As customers, we need to change this mindset. 

Dan, are you really serious?

Yes, I’m totally serious. In fact, IT is eerily similar to drug dealers. Their entire goal is to get you addicted to their technology products, and have literally no other alternative to get your fix. You might hate the enterprise software products they provide, which are outdated and worse than you could buy on your own, but until recently, there were no alternatives to the corporate IT cartel. 

The rise of the cloud and shadow IT

Some intrepid “users” have taken it on themselves to provide the tools and services they need to get work done; to get their fix without waiting for IT to provide it. Consumer tools and devices are being smuggled in to the enterprise, and cloud services are growing like wildfire as customers charge services to their personal credit cards to get things done.

The War on Drugs

Clearly, this model is not working for anyone, especially IT or the customers they serve. As AIIM President John Mancini notes, “Why is it that I feel so powerful as a consumer, and so lame as an employee?” It certainly has to do with IT’s view of us as nothing more than technology addicted users who muck up their plans. Therefore, our only option is true revolution on behalf of customers everywhere, and as John puts it, we need to OCCUPY IT.

Join the revolution!

You seriously need to read and share John’s manifesto called “Occupy IT.” The five demands of the #OccupyIT Manifesto are:

Demand #1 – Commit to the cloud to become faster, more agile and innovative.
Demand #2 – Mobilize everything to have more access, more often.
Demand #3 – Make the business social to increase meaningful engagement.
Demand #4 – Digitize anything that moves to improve responsiveness.
Demand #5 – Prepare for extreme information management by securing the right expertise.

Are you ready to join the revolution? Grab a free copy of the book at , and stand up for your rights as a customer. 
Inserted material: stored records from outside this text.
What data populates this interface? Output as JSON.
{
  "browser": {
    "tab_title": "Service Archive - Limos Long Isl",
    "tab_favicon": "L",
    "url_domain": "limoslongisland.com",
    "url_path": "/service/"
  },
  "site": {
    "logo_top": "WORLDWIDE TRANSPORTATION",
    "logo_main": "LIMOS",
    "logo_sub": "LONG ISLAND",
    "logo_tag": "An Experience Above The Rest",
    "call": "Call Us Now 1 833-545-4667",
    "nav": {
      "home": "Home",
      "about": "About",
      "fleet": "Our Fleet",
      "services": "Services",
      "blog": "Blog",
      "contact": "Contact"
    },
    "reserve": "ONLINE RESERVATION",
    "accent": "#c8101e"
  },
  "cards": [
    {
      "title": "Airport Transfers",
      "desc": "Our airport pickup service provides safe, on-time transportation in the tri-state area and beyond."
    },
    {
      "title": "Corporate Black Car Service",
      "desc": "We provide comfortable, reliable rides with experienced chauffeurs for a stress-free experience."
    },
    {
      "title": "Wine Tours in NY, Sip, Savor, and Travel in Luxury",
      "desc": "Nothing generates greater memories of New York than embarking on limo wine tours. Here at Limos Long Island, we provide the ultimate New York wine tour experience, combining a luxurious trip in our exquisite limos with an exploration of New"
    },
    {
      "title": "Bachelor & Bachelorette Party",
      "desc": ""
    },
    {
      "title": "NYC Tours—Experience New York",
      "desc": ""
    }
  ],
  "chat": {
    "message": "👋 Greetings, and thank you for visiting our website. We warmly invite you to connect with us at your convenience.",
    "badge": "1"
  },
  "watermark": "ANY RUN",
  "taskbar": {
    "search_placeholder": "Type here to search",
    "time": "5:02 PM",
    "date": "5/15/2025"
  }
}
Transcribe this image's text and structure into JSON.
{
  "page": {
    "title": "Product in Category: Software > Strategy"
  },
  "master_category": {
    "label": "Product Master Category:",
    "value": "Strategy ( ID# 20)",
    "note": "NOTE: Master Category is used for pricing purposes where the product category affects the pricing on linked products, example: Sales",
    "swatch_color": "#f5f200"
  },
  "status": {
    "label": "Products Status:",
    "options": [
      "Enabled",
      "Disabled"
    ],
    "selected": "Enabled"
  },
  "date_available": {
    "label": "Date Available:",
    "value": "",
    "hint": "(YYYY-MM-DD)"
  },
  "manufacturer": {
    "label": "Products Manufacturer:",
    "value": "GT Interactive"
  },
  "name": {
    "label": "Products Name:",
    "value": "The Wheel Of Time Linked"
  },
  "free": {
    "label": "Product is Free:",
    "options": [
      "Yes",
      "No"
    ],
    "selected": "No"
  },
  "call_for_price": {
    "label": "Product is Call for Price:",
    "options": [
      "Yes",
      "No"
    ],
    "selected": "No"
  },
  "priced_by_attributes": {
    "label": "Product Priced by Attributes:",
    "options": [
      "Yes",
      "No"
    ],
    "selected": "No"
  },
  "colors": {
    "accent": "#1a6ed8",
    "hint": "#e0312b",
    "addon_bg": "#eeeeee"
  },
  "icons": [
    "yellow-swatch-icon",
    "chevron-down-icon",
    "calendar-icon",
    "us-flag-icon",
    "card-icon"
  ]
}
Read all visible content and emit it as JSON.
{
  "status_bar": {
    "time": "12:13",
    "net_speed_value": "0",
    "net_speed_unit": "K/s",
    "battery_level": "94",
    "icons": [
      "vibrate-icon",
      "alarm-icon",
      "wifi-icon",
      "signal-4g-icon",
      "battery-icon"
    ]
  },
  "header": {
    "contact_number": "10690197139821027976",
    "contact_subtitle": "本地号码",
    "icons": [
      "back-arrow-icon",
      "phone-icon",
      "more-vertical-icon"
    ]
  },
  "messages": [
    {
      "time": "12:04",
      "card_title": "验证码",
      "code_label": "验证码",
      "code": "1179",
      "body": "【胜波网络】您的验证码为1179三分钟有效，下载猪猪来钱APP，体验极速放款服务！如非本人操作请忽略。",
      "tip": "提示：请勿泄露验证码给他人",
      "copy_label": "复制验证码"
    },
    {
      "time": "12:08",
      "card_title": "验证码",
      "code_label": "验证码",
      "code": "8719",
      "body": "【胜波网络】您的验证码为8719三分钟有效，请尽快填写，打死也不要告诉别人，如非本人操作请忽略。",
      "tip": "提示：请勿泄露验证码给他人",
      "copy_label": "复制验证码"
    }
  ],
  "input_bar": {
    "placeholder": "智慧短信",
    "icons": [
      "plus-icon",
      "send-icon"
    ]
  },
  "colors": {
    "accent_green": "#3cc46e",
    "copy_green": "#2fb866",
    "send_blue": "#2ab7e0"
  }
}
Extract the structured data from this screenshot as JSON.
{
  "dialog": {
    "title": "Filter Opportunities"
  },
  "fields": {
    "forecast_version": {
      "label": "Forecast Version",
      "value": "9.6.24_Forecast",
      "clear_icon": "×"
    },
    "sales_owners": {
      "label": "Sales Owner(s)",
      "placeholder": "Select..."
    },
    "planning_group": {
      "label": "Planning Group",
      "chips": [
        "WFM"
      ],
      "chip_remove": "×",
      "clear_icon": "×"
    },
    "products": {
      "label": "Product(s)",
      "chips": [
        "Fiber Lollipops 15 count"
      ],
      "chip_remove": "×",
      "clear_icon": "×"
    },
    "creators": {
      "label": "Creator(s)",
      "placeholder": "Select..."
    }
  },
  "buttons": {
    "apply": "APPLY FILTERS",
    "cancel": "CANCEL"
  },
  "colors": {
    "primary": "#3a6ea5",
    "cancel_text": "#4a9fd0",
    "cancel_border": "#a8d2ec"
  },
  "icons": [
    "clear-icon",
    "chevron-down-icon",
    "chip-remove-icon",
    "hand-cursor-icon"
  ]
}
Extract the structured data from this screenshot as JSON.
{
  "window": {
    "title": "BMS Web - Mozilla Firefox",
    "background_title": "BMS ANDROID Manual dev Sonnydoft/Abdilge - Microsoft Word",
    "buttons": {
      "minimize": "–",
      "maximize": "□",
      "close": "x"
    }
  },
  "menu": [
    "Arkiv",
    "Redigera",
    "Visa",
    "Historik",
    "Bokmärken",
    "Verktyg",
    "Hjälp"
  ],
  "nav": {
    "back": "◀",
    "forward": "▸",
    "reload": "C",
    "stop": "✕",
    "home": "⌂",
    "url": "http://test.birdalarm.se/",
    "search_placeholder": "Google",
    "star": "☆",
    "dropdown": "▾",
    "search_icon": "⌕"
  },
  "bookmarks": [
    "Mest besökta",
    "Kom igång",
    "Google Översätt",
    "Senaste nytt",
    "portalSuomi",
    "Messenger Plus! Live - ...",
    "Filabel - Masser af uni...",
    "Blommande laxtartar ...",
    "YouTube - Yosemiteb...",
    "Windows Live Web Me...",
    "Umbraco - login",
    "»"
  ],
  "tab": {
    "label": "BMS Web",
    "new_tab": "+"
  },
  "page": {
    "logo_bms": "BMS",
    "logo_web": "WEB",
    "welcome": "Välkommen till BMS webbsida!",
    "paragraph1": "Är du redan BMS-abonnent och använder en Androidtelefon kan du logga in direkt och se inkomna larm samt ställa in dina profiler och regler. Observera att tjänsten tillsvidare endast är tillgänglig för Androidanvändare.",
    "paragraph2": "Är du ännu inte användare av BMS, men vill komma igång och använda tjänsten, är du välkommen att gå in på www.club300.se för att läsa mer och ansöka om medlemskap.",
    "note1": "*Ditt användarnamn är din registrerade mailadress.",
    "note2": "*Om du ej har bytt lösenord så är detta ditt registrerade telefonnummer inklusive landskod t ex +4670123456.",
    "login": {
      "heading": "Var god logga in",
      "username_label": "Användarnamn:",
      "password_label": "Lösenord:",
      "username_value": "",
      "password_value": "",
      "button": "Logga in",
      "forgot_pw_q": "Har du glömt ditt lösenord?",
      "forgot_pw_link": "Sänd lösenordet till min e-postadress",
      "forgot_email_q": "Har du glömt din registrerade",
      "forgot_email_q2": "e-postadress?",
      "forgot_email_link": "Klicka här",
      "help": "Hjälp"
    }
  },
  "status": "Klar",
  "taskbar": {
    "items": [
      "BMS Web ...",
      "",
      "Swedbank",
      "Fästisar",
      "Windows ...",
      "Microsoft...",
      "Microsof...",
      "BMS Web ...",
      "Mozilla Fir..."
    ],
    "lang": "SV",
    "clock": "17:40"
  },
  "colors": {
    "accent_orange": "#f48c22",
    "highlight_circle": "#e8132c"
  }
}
#IT #occupy #customers #Users #revolution


07-11-2012 20:09

While I agree with much of what John wrote in his manifesto, I'm not certain that CoIT, BYOD, Cloud, ... will actually solve the "addiction" problems. All that will change is the pusher. Instead of looking to corporate IT we'll look to the street for our fix.

07-10-2012 11:27

It's wise to consider the words that characterize our relationships with digital technology. Especially with corporate technology we often feel "used" by overarching systems, and sometimes even "abused." [Insert rant here.]
As the saying goes: Perspective is everything. The switch from Systems of Record to Systems of Engagement is neither just a shift in technology nor in words. It's the paradigm shift cited 15 years ago in The Cluetrain Manifesto: Markets are Conversations (Locke, Searls, Weinberger).
In the UX/Content Strategy community, a question arose regarding the phrase "consume content."
Some designers and strategists were appalled that their lovely work was being consumed like junk food across the Internet. Erin Kissane invited alternatives for a verbing of content, which brought: Experience, Absorb, Assimilate, Enjoy...
What if ECM vendors switched from FUD to "Experience [ECM Product] and Enjoy the Absorbing Assimilation of your Enterprise needs!"
In the end Kissane preferred "use" for it's simplicity. But let's face it folks, if you sell something, then you are working with "consumers," who pay to consume your systems, services, or content. The bigger question is how are you working for them?
The Internet is a global home of citizens, consumers, and just plain people. The future of ECM is their choice, based upon their preferences, understood through their conversations.

07-10-2012 08:53

Also highly recommend the book for anyone in the biz. John does a great job. And if anyone doubts the cloud, take a look at the keynote from the Netsuite conference this year. Stuff's a changin.
Years ago, we put a small imaging/doc management system in for a small insurance company. After a few months I got the call where the IT manager who's first line was, "You know, you guys are like drug dealers. You give us this stuff and we really like it and got to buy more." I took it as a bit of a compliment since it meant the systems was working well, but the story came to mind in reading Dan's post.